Defining the functional basis of the enhanced survival and replication of African Salmonella in human phagocytic cells

Invasive non-typhoidal Salmonella disease (iNTS) has emerged as a major killer in sub-Saharan Africa, responsible for ~500,000 deaths since 20091. The disease primarily affects people who are immunocompromised by HIV, malaria, anaemia or malnourishment2, and has a high case-fatality-rate (14.5%1).

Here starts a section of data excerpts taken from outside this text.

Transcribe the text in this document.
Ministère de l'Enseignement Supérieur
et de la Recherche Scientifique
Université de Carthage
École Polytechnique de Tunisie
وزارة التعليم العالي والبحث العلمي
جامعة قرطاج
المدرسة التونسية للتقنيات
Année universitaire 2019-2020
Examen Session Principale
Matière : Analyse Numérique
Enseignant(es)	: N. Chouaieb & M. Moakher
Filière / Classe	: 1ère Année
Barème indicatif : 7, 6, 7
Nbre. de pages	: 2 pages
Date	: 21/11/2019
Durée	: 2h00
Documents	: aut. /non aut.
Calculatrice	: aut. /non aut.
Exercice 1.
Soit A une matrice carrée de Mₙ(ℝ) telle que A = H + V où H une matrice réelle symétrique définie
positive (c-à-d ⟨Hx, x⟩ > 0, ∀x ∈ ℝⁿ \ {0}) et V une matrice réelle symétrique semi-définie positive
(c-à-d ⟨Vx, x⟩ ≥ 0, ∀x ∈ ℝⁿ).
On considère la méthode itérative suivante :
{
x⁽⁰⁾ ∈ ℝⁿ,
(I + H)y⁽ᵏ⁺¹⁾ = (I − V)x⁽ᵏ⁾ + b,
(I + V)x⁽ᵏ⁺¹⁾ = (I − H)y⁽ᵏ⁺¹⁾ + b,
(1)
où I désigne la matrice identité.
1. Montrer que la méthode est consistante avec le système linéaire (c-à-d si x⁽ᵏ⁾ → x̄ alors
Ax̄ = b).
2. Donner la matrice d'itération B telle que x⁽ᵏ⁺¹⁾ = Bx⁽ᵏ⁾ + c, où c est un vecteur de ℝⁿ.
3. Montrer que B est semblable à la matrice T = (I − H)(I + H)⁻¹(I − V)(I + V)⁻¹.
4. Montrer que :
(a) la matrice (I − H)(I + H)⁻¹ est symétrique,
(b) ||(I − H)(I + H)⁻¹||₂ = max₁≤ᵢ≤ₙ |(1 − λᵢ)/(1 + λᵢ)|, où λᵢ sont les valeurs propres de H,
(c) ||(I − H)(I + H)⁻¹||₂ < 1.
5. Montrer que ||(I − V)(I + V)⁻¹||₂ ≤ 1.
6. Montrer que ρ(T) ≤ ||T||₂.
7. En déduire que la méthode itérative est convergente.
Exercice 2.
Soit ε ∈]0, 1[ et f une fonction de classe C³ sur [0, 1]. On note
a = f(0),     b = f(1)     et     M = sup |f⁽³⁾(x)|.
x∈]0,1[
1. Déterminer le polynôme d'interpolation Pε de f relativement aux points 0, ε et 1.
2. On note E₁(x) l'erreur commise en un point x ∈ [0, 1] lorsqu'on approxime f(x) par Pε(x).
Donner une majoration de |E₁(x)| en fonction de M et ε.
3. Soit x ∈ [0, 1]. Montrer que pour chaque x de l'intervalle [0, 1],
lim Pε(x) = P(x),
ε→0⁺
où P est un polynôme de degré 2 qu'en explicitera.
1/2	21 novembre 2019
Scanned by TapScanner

In Africa, iNTS is caused by one clade of S.Typhimurium and two clades of S.Enteritidis3-5. Despite many decades of research on gene function and infection biology of Salmonella, the pathoadaptive mutations that have driven the emergence of African clades are unknown. Such knowledge is vital to decipher iNTS pathogenesis and develop control strategies in the future. To address this knowledge gap, I will decipher the mechanisms that African and gastroenteritis-associated Salmonella employ to survive and replicate within a core niche, human phagocytic cells. I will achieve this using our powerful combination of comparative genomics and transcriptomics, plus new innovations in experimental evolution and genome-wide, high-throughput fitness assays. By understanding the molecular basis of the intra-macrophage lifestyle, I will determine whether these neglected African-Salmonella pathovariants have used common or divergent approaches to combat the antibacterial properties of human cells. My Research Question is: How do African Salmonella pathovariants survive and replicate so effectively in human macrophages?